Dematiaceous Mold on Cultured Root Tip
Specimen:Unstained wet mount
Technique:Modified Brightfield
In this age of computers, "digital microscopy" generally means imaging with a computer interface. In terms of this image, "digital manipulation" means holding a finger between the field diaphragm and the condenser at just the right point to provide a shadowing effect to the specimen. With a turret condenser, this can also be done by de-centering and offsetting the aperture diaphragm. The color in this image comes from a colored filter also placed in the light path.
Seminiferous Tubules in Transgenic Rat
Because of the relative thickness exhibited by this translucent specimen, light from a darkfield technique gives the best illumination to show the seminiferous tubules. This photomicrograph won 15th place in the 1996 Small World competition.

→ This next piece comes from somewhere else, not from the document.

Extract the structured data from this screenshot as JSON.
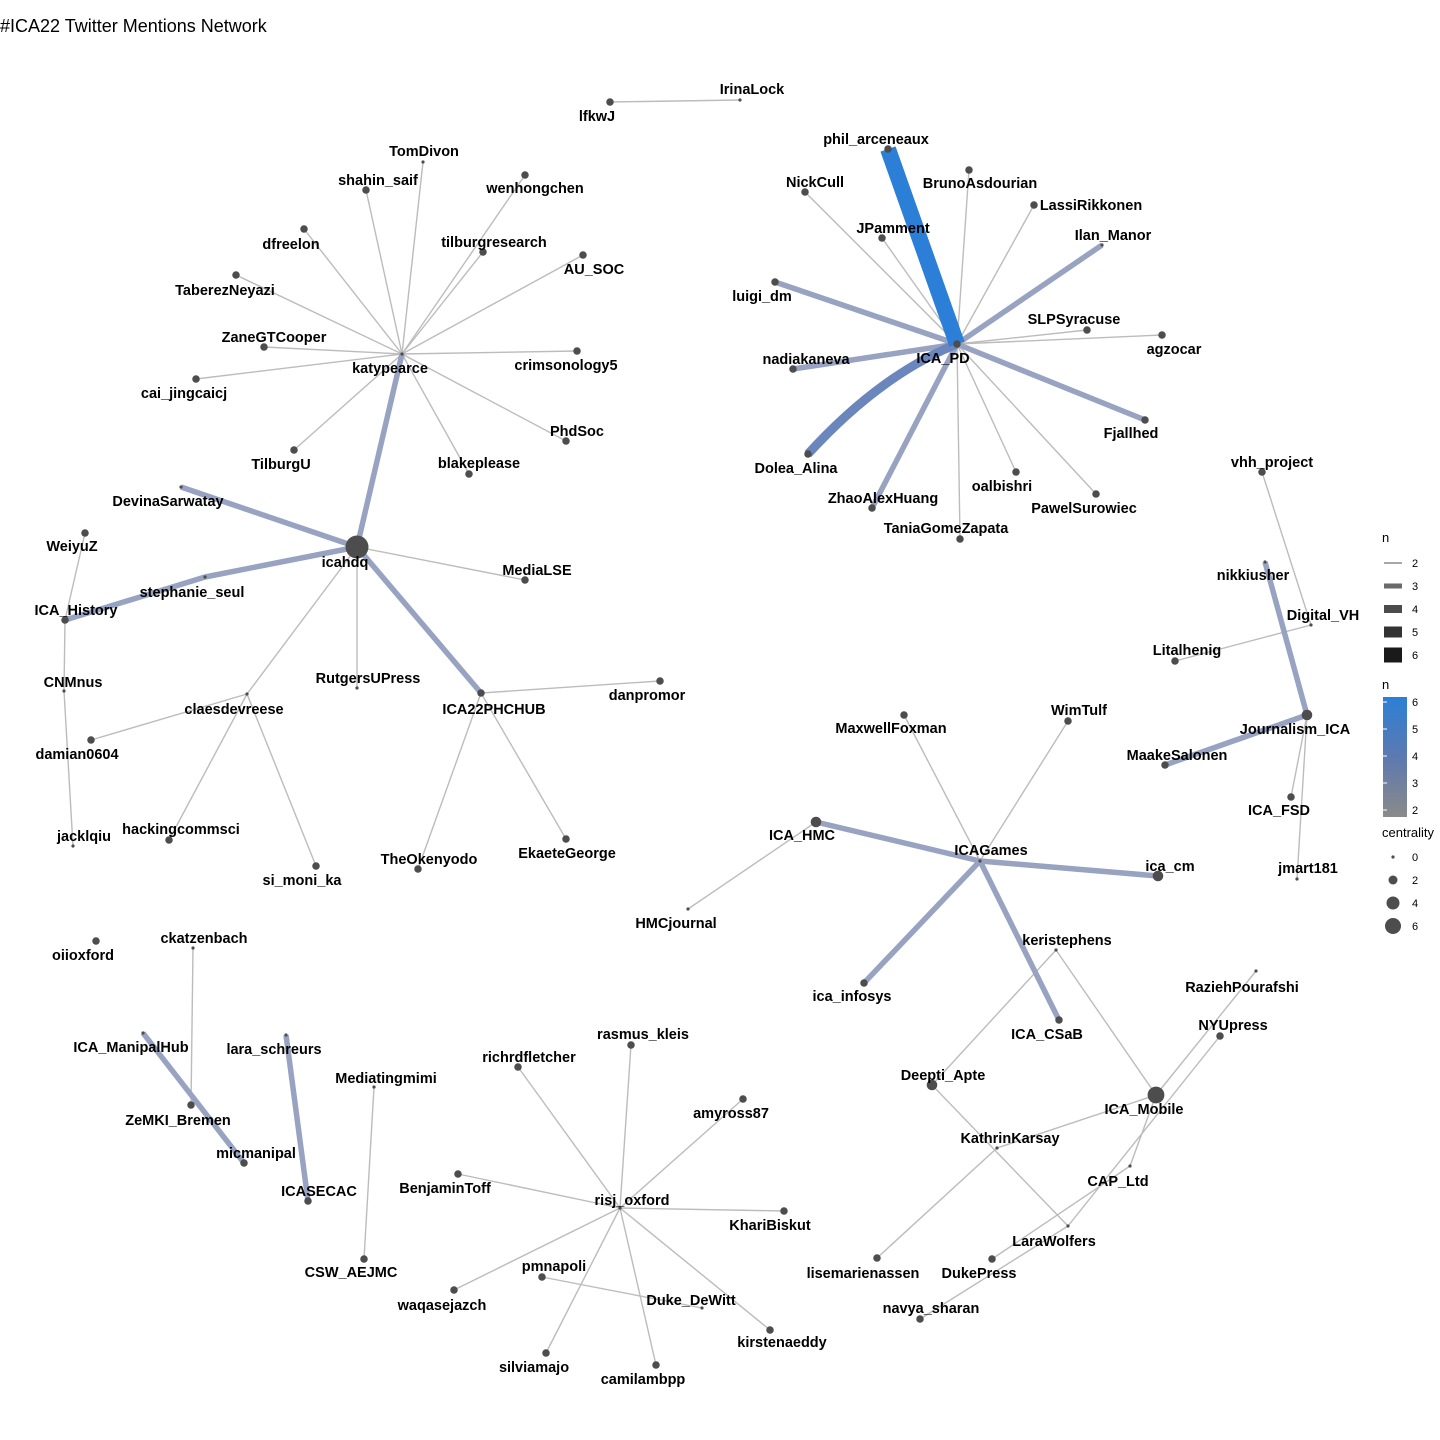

Seminiferous Tubules in Transgenic Rat
Specimen: X-gal stained wet mount
Technique: Modified Darkfield
The shadowing effect described in the cultured root tip specimen with brightfield, can also be applied to darkfield. Because of this relatively thick, translucent specimen, the light from a darkfield technique gives the best illumination to show these seminiferous tubules. However, the lighting is rather flat and doesn't show the roundness of the tubules without the added shadowing caused by offsetting the darkfield stop to produce a more directional, oblique illumination.
Mouse Seminiferous Tubule at the Rete Testis
Darkfield illumination combined with a little shadowing makes this specimen of seminiferous tubule entering the rete testis appear similar to a tornado.

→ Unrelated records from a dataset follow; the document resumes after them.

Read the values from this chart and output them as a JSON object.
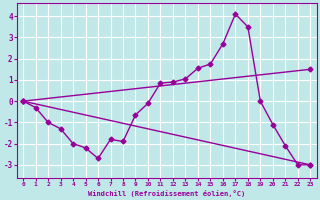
{
  "xlabel": "Windchill (Refroidissement éolien,°C)",
  "background_color": "#c0e8e8",
  "line_color": "#990099",
  "grid_color": "#ffffff",
  "xlim": [
    -0.5,
    23.5
  ],
  "ylim": [
    -3.6,
    4.6
  ],
  "yticks": [
    -3,
    -2,
    -1,
    0,
    1,
    2,
    3,
    4
  ],
  "xticks": [
    0,
    1,
    2,
    3,
    4,
    5,
    6,
    7,
    8,
    9,
    10,
    11,
    12,
    13,
    14,
    15,
    16,
    17,
    18,
    19,
    20,
    21,
    22,
    23
  ],
  "line1_x": [
    0,
    1,
    2,
    3,
    4,
    5,
    6,
    7,
    8,
    9,
    10,
    11,
    12,
    13,
    14,
    15,
    16,
    17,
    18,
    19,
    20,
    21,
    22,
    23
  ],
  "line1_y": [
    0.0,
    -0.3,
    -1.0,
    -1.3,
    -2.0,
    -2.2,
    -2.7,
    -1.8,
    -1.9,
    -0.65,
    -0.1,
    0.85,
    0.9,
    1.05,
    1.55,
    1.75,
    2.7,
    4.1,
    3.5,
    0.0,
    -1.1,
    -2.1,
    -3.0,
    -3.0
  ],
  "line2_x": [
    0,
    23
  ],
  "line2_y": [
    0.0,
    -3.0
  ],
  "line3_x": [
    0,
    23
  ],
  "line3_y": [
    0.0,
    1.5
  ],
  "marker": "D",
  "marker_size": 2.5,
  "linewidth": 1.0
}
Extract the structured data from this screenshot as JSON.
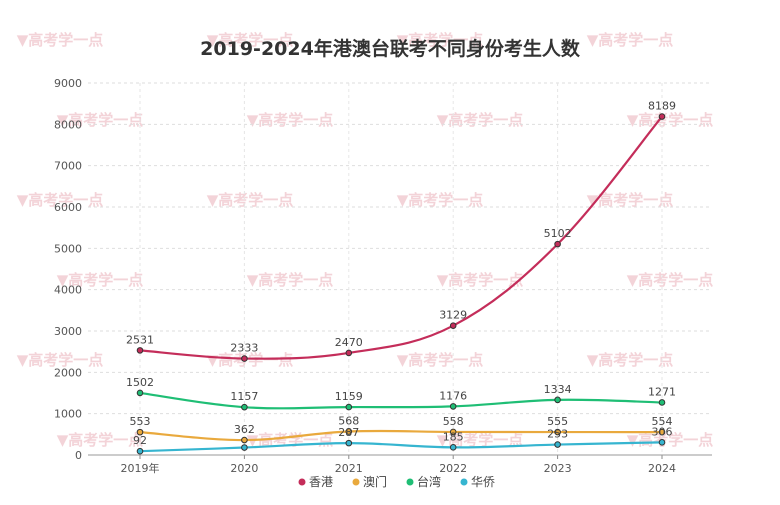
{
  "chart_data": {
    "type": "line",
    "title": "2019-2024年港澳台联考不同身份考生人数",
    "categories": [
      "2019年",
      "2020",
      "2021",
      "2022",
      "2023",
      "2024"
    ],
    "ylim": [
      0,
      9000
    ],
    "yticks": [
      0,
      1000,
      2000,
      3000,
      4000,
      5000,
      6000,
      7000,
      8000,
      9000
    ],
    "grid": true,
    "legend_position": "bottom",
    "series": [
      {
        "name": "香港",
        "color": "#c42d5a",
        "values": [
          2531,
          2333,
          2470,
          3129,
          5102,
          8189
        ]
      },
      {
        "name": "澳门",
        "color": "#e9a93d",
        "values": [
          553,
          362,
          568,
          558,
          555,
          554
        ]
      },
      {
        "name": "台湾",
        "color": "#1fbe75",
        "values": [
          1502,
          1157,
          1159,
          1176,
          1334,
          1271
        ]
      },
      {
        "name": "华侨",
        "color": "#36b5d0",
        "values": [
          92,
          181,
          287,
          185,
          253,
          306
        ]
      }
    ],
    "data_labels": [
      [
        "2531",
        "2333",
        "2470",
        "3129",
        "5102",
        "8189"
      ],
      [
        "553",
        "362",
        "568",
        "558",
        "555",
        "554"
      ],
      [
        "1502",
        "1157",
        "1159",
        "1176",
        "1334",
        "1271"
      ],
      [
        "92",
        "",
        "287",
        "185",
        "253",
        "306"
      ]
    ]
  },
  "watermark": {
    "text": "▼高考学一点"
  }
}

Mouse Seminiferous Tubule at the Rete Testis
Specimen: X-gal stained wet mount
Technique: Modified Darkfield
As with the rat tubules, darkfield illumination combined with a little shadowing makes this seminiferous tubule entering the rete testis appear similar to a tornado. If that interpretation doesn't interest you, the value of seeing the location of the blue-stained cells in the different parts of the structure was of primary importance in this image.
Mouse Testis
In this example of "bare bulb illumination" a microscope bulb from an older model was clamped to a ring stand next to the microscope and the point light provided by the bulb gave excellent shadowing to the raised mounds of tubules.
Mouse Testis
Specimen: X-gal stained wet mount
Technique: External Bare Bulb Illumination
Occasionally, it is important to obtain interesting images of subjects that are very difficult to make interesting. This mouse testis provided just such a problem. By using the low magnification objectives, the surface looked interesting, but the transillumination from the microscope in brightfield or darkfield created only silhouettes of the tubules. To provide light to the surface, a microscope bulb from an old model was clamped to a ring stand next to the microscope and the point light provided by the bulb gave excellent shadowing to the raised mounds of tubules.
Arabidopsis Seedling Pushing Through Soil
The seedling, growing in agar, was taken out and laid down on a microscope slide with the wet agar still providing moisture through the root, then photographed with a form of modified Rheinberg illumination.
Arabidopsis Seedling Pushing Through Soil
Specimen:Unstained seedling and soil
Technique:Blue/White Rheinberg Illumination plus External Bare Bulb
The object of this image was to re-create what it would look like to see this small arabidopsis seedling forcing its way up through the soil. The experiment this was a part of caused the curl in the plant. The seedling, growing in agar, was taken out and laid down on a microscope slide with the wet agar still providing moisture through the root. Small bits of soil were pushed into place with the tip of a paintbrush and Rheinberg illumination was used to create the bit of blue in the background, while still transilluminating the bottom of the seedling with white light from the edges. An external microscope bulb (see the mouse testis photomicrograph) provided top light and shadowing as if from the sun coming from above.